Ratepayer advocates said they understood why Edison, the state’s second-largest investor-owned utility, asked for the higher prices. However, they were miffed that the increase primarily would hit residential users.

“This sounds like it will pretty much wipe out the one reduction we’ve gotten” since the energy crisis, said Mike Florio, an attorney for the Utility Reform Network, a San Francisco-based ratepayers’ advocacy group. He noted that residential customers got a 7.5% rate reduction in 2003.

Edison, a unit of Rosemead-based Edison International that serves much of Southern California outside the cities of Los Angeles and San Diego, blamed the increase on a combination of factors. These include higher natural gas costs and contracts with independent power generators to ensure that the lights will stay on during summertime surges in demand.
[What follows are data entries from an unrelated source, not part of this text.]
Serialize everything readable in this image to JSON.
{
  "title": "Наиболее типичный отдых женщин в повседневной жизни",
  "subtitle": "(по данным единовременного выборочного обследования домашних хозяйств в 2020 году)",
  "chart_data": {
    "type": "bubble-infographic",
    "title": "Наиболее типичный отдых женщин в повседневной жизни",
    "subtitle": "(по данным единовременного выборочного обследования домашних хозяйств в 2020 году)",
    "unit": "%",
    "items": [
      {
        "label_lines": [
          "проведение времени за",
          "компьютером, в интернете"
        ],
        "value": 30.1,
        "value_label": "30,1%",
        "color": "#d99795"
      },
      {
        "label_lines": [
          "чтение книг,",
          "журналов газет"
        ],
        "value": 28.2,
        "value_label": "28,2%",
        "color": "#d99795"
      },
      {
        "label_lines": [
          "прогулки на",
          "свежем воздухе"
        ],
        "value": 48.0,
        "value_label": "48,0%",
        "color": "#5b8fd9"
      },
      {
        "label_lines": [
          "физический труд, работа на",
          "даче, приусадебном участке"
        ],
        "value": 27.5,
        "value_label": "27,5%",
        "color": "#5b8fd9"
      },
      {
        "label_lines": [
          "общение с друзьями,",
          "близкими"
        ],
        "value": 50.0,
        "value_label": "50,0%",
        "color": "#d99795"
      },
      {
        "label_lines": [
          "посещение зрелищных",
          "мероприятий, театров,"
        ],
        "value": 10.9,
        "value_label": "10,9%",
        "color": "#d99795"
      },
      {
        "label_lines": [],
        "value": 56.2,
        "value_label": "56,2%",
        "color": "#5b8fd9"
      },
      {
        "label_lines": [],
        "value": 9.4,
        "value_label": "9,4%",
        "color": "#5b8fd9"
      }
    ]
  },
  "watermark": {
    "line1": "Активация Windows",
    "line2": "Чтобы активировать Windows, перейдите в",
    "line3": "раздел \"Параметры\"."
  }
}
Prices for natural gas, the fuel of choice for most California electricity generating plants, are expected to continue trending upward. Natural gas, mainly imported from Texas and the Rocky Mountain region, has more than doubled in price since January 2002.

Edison said it also pegged about half of the projected price hike to a new requirement from the PUC and the administration of Gov. Arnold Schwarzenegger that utilities make sure they have enough reserve capacity to meet 115% of peak demand. The company already has begun to sign contracts for the extra power capacity, even though the deadline for securing the higher reserves doesn’t hit until 2006.